The openings are not always that small, says Walsh. But walk-in entrances to noncommercial caves are rare.
Typically, cavers enter by dropping through an inconspicuous hole in the ground or a subtle hillside crevasse. It's usually not long, though, before the cave opens and passage through spacious "rooms" and more generous passages is the norm.
That initial entry concerned Melanie McCullough of Cary on her first caving trip, Halloween weekend of 2005.
"I was concerned about claustrophobia," admits McCullough, 35. "I don't like being closed in in an elevator."
But the natural beauty within soon overruled her discomfort, and she found herself slithering through passages no more than a foot tall. It wasn't until her third caving expedition that McCullough, petite at 5 feet, 4 inches, encountered a passage -- "it was 7 or 8 inches" -- that she passed on.
Walsh's 6-foot-3-inch, 210-pound frame, however, didn't keep him from one of his big discoveries.

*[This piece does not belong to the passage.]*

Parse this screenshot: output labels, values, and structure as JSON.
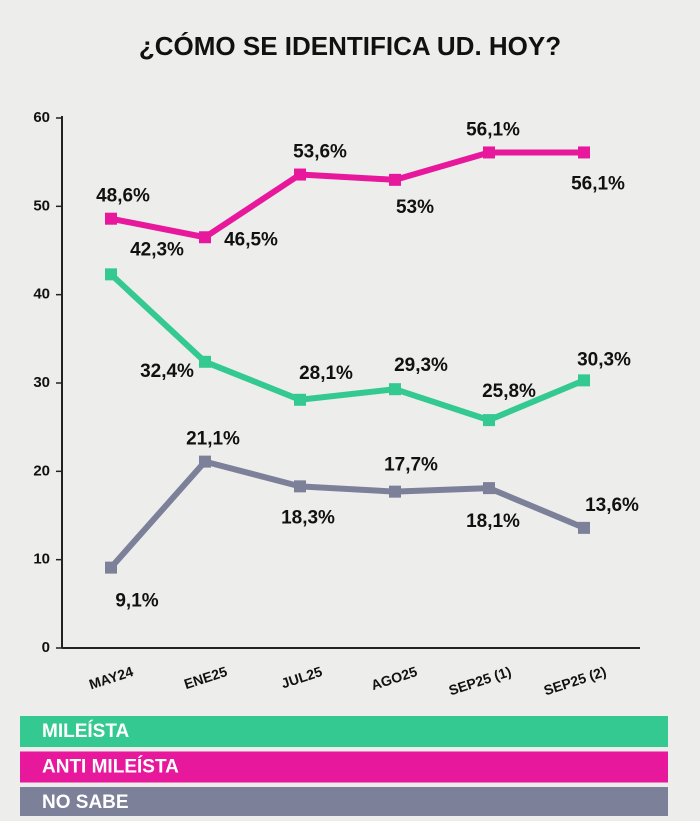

He and three other cavers were probing a noncommercial area of Grand Caverns when they came upon an opening about 8 1/2 inches high and maybe 12 feet long. Walsh's fellow cavers managed to scooch through; Walsh was thwarted on his first two attempts.
"My clothes kept grabbing on the ground," recalls Walsh, a 41-year-old environmental consultant. He laid down some plastic and just managed to slip through.
His determination paid off. He emerged into a room an acre big.
That possibility of discovery, of stumbling upon a room no human has set foot in and being the first to take in its unique features, is caving's big draw.
"People like to go rock climbing," Walsh says. "But you know what's at the top."
In fact, there's a fair amount of climbing involved in caving.